On Tuesday, 30 April 2013 the Court will consider an appeal from the NSW Court of Criminal Appeal in Agius v The Queen. At issue n the appeal is whether a person commits the offence of conspiracy to defraud contrary to section 135.4 of the Commonwealth Criminal Code where the agreement underlying the alleged conspiracy was formed prior to the commencement of that section, but the agreement was given effect to after that commencement.
On Wednesday, 1 May 2013 the Court will consider an appeal from the NSW Court of Appeal in Lee v NSW Crime Commission. At issue is whether or not the NSW Supreme Court ought to have made orders for the compulsory examination of the appellant under the Criminal Assets Recovery Act 1990 (NSW) while there were pending criminal charges against the appellant to which the answers given during the examination might be relevant. It also raise a related question of whether, to the extent that the Act purports to enable the making of order for compulsory examination in those circumstances, the Act is invalid as an undue impairment upon the institutional integrity of the Supreme Court contrary to Chapter III of the Constitution.

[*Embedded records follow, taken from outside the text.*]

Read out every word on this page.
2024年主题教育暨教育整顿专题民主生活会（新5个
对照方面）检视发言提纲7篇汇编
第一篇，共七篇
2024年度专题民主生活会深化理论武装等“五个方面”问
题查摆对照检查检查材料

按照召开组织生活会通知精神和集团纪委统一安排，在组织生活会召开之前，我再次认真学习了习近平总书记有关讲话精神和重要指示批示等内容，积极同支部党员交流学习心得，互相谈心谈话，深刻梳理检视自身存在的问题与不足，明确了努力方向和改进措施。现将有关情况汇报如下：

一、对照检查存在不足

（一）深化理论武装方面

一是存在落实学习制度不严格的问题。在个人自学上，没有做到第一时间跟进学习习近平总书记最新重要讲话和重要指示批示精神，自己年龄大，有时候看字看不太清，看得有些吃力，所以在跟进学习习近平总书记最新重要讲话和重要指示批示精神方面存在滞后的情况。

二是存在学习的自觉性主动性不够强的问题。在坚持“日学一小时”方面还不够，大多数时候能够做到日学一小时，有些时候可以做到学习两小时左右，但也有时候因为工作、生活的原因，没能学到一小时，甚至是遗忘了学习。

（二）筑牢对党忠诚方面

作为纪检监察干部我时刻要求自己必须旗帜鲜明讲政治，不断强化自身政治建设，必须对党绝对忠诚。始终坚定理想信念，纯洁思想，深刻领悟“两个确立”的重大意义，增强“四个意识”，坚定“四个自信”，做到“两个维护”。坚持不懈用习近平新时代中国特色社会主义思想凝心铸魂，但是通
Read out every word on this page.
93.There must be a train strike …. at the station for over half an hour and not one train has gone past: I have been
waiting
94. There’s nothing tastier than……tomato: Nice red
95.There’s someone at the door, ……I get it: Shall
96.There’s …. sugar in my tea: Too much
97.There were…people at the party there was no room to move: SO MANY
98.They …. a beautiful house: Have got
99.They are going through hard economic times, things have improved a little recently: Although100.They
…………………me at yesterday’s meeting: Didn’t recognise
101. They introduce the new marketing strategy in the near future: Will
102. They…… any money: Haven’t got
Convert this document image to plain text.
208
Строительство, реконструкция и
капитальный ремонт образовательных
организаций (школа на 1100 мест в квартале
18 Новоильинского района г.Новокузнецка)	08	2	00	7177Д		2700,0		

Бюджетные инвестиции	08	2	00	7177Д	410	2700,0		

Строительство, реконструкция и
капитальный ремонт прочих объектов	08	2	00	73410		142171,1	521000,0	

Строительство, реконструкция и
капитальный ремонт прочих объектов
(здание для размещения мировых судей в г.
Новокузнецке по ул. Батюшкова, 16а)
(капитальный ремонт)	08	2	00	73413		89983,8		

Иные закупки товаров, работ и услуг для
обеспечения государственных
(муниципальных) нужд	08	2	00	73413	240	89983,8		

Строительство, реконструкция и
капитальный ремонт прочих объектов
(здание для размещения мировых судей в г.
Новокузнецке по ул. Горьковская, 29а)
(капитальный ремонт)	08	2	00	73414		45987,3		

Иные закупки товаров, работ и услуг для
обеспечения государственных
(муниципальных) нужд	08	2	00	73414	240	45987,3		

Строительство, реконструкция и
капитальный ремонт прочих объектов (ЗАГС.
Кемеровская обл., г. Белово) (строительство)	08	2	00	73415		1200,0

On Thursday, 2 May 2013 the Court will hear applications for special leave to appeal (to be heard as if on appeal) in Aristocrat Technologies Australia Pty Ltd v Global Gaming Supplies Pty Ltd and Aristocrat Technologies Australia Pty Ltd v Allam. These appeals arise out of proceedings commenced by Aristocrat Technologies and associated companies seeking damages for copyright and trademark infringement in relation to the supply of refurbished gaming machines in Latin America (principally Peru) pursuant to a joint venture arrangement. The issue on appeal is the application of section 97 of the Evidence Act 1995 (relating to tendency evidence) to certain emails which were said to demonstrate a tendency on the part of the respondents to engage in infringing transactions.